4. Take more bedclothes than you think you will need. Stuff extra blankets and duvets into each and every available space. Make sure you have plenty of warmth below you as well as above. Make sure you all have fluffy pyjamas and a hat that can be worn at night. Ideally, take hot water bottles too. I’m not kidding, it gets COLD at night in the UK, especially in this joke of a summer we’re currently experiencing.

5. A dust pan and brush is an essential item. Honestly. Don’t forget bin bags either (I did).

6. You can’t beat a head torch for convenience at night.

7. Take a basic first aid kit and make sure it contains insect repellent and antihistamine cream for bites and stings.

8. Children need shoes that they can easily manage themselves. There will be lots of going in and out of tents and you don’t want them bringing half the field in with them (see note about dustpan and brush above). Crocs are ideal in dry weather and wellies/snowboots are essential whatever the weather. Both of these items do double duty in the event of exploring a stream/rockpool.

9. It’s a good idea to have some food readily available. A picnic is ideal for when you first arrive at a site. I also recommend taking a pre-prepared ‘one pot’ meal for your first evening. We almost always take a bit pot of spaghetti bolognese. Ok, I know, that’s two pots by the time you’ve cooked the pasta but you get the idea.
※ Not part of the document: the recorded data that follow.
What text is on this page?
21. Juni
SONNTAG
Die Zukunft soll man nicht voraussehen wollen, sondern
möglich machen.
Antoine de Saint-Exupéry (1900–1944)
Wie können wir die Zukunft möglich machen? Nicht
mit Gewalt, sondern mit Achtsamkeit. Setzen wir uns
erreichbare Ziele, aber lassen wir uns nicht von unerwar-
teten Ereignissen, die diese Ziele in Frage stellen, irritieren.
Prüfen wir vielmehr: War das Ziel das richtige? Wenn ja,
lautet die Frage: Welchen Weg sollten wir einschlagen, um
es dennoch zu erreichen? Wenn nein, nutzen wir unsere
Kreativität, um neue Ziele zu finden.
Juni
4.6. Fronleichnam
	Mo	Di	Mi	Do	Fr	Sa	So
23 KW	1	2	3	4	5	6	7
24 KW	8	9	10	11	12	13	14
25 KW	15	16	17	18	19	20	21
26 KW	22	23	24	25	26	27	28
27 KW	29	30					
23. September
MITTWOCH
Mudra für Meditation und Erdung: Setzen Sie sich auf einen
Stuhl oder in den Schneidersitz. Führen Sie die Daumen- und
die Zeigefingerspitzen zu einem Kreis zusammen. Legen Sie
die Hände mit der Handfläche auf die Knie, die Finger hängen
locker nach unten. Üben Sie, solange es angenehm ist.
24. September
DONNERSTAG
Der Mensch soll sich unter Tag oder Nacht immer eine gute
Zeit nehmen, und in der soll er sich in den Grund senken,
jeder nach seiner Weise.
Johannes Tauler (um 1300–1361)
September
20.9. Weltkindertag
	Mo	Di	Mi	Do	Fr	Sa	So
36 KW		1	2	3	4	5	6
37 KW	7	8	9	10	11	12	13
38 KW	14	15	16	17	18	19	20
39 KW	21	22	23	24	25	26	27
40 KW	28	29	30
10. If you are choosing a tent think about play space and cooking space. Our tent has stupid porch that is only half sheltered. In wet and windy conditions it’s pointless. Our friends Outwell tent has a brilliant side tunnel extension that houses all their cooking gear. This leaves masses of space inside. You can compare the two below (the photos are from last year – you can tell, the sun is out). Ours is the green one and you can see their tunnel on the right hand side.

No doubt I could add more top tips but I think the  traditional and alliterative ten is enough. I’ve got my eye on a lovely new camp site not far from here so maybe there’ll be more camping posts later in the (alleged) summer. So for now I’ll just say “Hi-de-Hi Campers…..”.